Chicago Bears notes: Kyle Long's deal restructured; 49ers tag Robbie Gould

Bears guard Kyle Long celebrates after  a 48-10 victory over the Tampa Bay Buccaneers on Sept. 30 at Soldier Field. Long has agreed to restructure his contract.
Bears guard Kyle Long celebrates after a 48-10 victory over the Tampa Bay Buccaneers on Sept. 30 at Soldier Field. Long has agreed to restructure his contract.

The Bears’ longest-tenured homegrown player agreed to a restructured contract Tuesday that could allow him to play his entire career with one organization.

Three-time Pro Bowl right guard Kyle Long had the four-year, $40 million extension that he signed in 2016 redone in order to decrease his $8.5 million cap hit and give the Bears some much-needed cap relief as the new league year quickly approaches. The Bears, who had only $12 million in cap space (No. 26 in the NFL before Long’s restructure) are expected to approach more players about contract adjustments before the new league year opens March 13.

Long, whom the Bears selected in the first round of the 2013 draft out of Oregon, enters the offseason healthy for the first time in several years. He missed eight games with a right foot injury last season but returned for the regular-season finale in Minnesota and wild-card defeat against the Eagles. His eight starts were the same number he made in 2016, when he signed his extension with a torn left shoulder labrum from the year before but battled through it for the first half of the season.

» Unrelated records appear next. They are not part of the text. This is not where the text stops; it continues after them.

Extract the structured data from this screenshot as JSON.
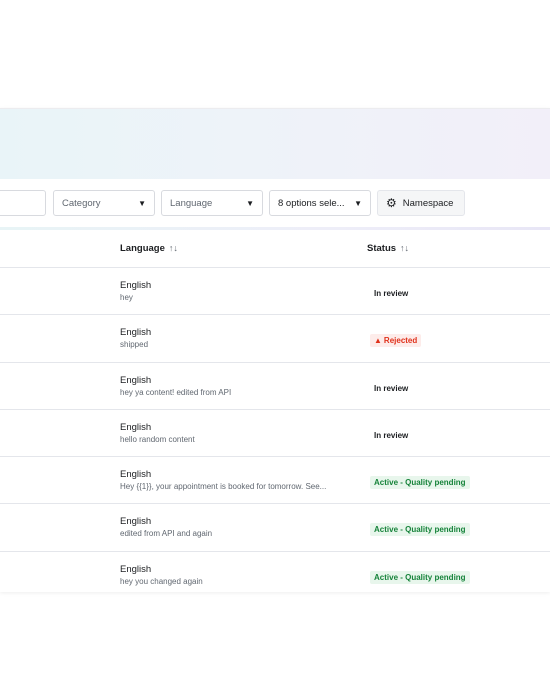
{
  "filters": {
    "search_value": "",
    "category_label": "Category",
    "language_label": "Language",
    "status_options_label": "8 options sele...",
    "namespace_label": "Namespace"
  },
  "table": {
    "columns": [
      {
        "label": "Language",
        "sort_icon": "↑↓"
      },
      {
        "label": "Status",
        "sort_icon": "↑↓"
      }
    ],
    "rows": [
      {
        "language": "English",
        "content": "hey",
        "status": "In review",
        "status_type": "review"
      },
      {
        "language": "English",
        "content": "shipped",
        "status": "Rejected",
        "status_type": "rejected"
      },
      {
        "language": "English",
        "content": "hey ya content! edited from API",
        "status": "In review",
        "status_type": "review"
      },
      {
        "language": "English",
        "content": "hello random content",
        "status": "In review",
        "status_type": "review"
      },
      {
        "language": "English",
        "content": "Hey {{1}}, your appointment is booked for tomorrow. See...",
        "status": "Active - Quality pending",
        "status_type": "active"
      },
      {
        "language": "English",
        "content": "edited from API and again",
        "status": "Active - Quality pending",
        "status_type": "active"
      },
      {
        "language": "English",
        "content": "hey you changed again",
        "status": "Active - Quality pending",
        "status_type": "active"
      }
    ]
  },
  "colors": {
    "rejected": "#e0311b",
    "active": "#16833a",
    "text": "#1c1e21"
  },
  "icons": {
    "caret": "caret-down-icon",
    "gear": "gear-icon",
    "warning": "warning-triangle-icon",
    "sort": "sort-arrows-icon"
  }
}
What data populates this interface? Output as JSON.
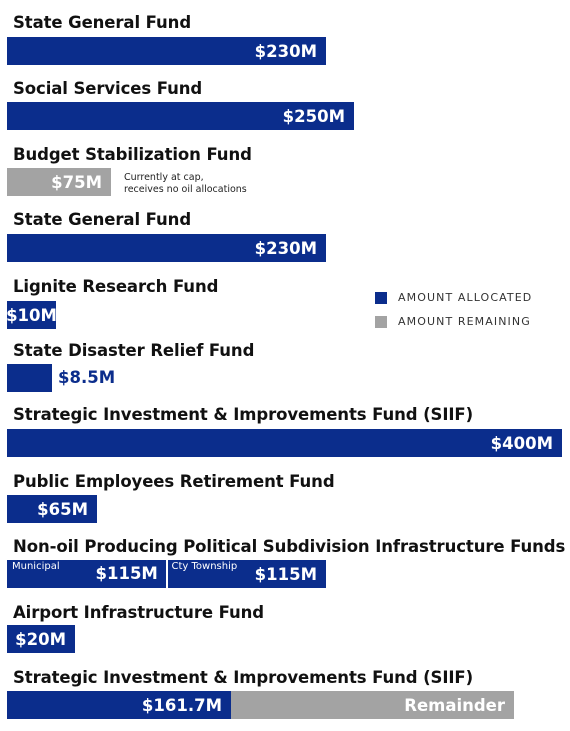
{
  "colors": {
    "allocated": "#0b2d8c",
    "remaining": "#a3a3a3"
  },
  "legend": {
    "allocated": "AMOUNT ALLOCATED",
    "remaining": "AMOUNT REMAINING",
    "placement": "right"
  },
  "chart_data": {
    "type": "bar",
    "orientation": "horizontal",
    "unit": "$M",
    "categories": [
      "State General Fund",
      "Social Services Fund",
      "Budget Stabilization Fund",
      "State General Fund",
      "Lignite Research Fund",
      "State Disaster Relief Fund",
      "Strategic Investment & Improvements Fund (SIIF)",
      "Public Employees Retirement Fund",
      "Non-oil Producing Political Subdivision Infrastructure Funds",
      "Airport Infrastructure Fund",
      "Strategic Investment & Improvements Fund (SIIF)"
    ],
    "series": [
      {
        "name": "AMOUNT ALLOCATED",
        "values": [
          230,
          250,
          0,
          230,
          10,
          8.5,
          400,
          65,
          230,
          20,
          161.7
        ]
      },
      {
        "name": "AMOUNT REMAINING",
        "values": [
          0,
          0,
          75,
          0,
          0,
          0,
          0,
          0,
          0,
          0,
          null
        ]
      }
    ],
    "value_labels": [
      "$230M",
      "$250M",
      "$75M",
      "$230M",
      "$10M",
      "$8.5M",
      "$400M",
      "$65M",
      "$115M",
      "$20M",
      "$161.7M"
    ],
    "segments": {
      "row": 8,
      "labels": [
        "Municipal",
        "Cty Township"
      ],
      "values": [
        "$115M",
        "$115M"
      ]
    },
    "notes": {
      "row": 2,
      "text": [
        "Currently at cap,",
        "receives no oil allocations"
      ]
    },
    "remainder_label": "Remainder",
    "xlim": [
      0,
      400
    ],
    "grid": false
  }
}
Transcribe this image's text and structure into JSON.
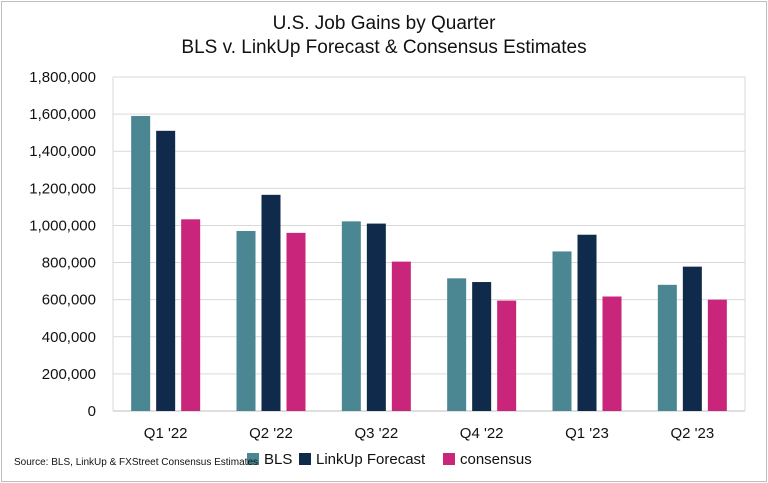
{
  "chart_data": {
    "type": "bar",
    "title": "U.S. Job Gains by Quarter",
    "subtitle": "BLS v. LinkUp Forecast & Consensus Estimates",
    "categories": [
      "Q1 '22",
      "Q2 '22",
      "Q3 '22",
      "Q4 '22",
      "Q1 '23",
      "Q2 '23"
    ],
    "series": [
      {
        "name": "BLS",
        "color": "#4a8793",
        "values": [
          1590000,
          970000,
          1022000,
          715000,
          860000,
          680000
        ]
      },
      {
        "name": "LinkUp Forecast",
        "color": "#0f2a4a",
        "values": [
          1510000,
          1165000,
          1010000,
          695000,
          950000,
          778000
        ]
      },
      {
        "name": "consensus",
        "color": "#c9257a",
        "values": [
          1033000,
          960000,
          805000,
          595000,
          617000,
          600000
        ]
      }
    ],
    "ylim": [
      0,
      1800000
    ],
    "yticks": [
      "0",
      "200,000",
      "400,000",
      "600,000",
      "800,000",
      "1,000,000",
      "1,200,000",
      "1,400,000",
      "1,600,000",
      "1,800,000"
    ],
    "grid": true,
    "legend_position": "bottom"
  },
  "source": "Source: BLS, LinkUp & FXStreet Consensus Estimates"
}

At his best one of the game’s more athletic big men and devastating run blockers, Long played in 10 games two seasons ago (nine starts) before a gruesome ankle injury requiring surgery last offseason, one of three separate medical procedures he was forced to undergo, along with shoulder and neck operations.

Long started 47 of a possible 48 games to begin his career, earning three consecutive Pro Bowl invites before a fluky run of injuries. With him set to return next season, the Bears should line up the same starting five offensive linemen from the year before for the first time in a while. That continuity could be key as the Bears aim to improve the NFL’s 21st-ranked offense (No. 27 in rushing yards a play).

Good as gone: One former longtime Bear who won’t be returning to the team is free-agent kicker Robbie Gould, who received the franchise tag from the 49ers at a cost of about $5 million. That all but extinguishes Bears fans’ faint hopes that Gould, the franchise’s all-time scoring leader and one of the NFL’s best kickers since the Bears unceremoniously dumped him before the 2017 season, would come back to clean up the Cody Parkey mess.

The Bears will move on from Parkey when the new league year begins in two weeks only one year into a four-year, $15 million deal that included $9 million guaranteed. He’ll account for $3.5 million in dead cap space once the move is official. But the Bears will swallow hard and turn the page after Parkey’s upright escapades and “Today” show appearance on the heels of his last-second playoff miss marked an abrupt end to the Bears’ breakthrough season.

The Bears signed free-agent kicker Redford Jones, a first-year player out of Tulane who never has kicked in the NFL, earlier this offseason. He’s expected to compete with a draft pick and/or college free agent and perhaps a more established veteran in 2019.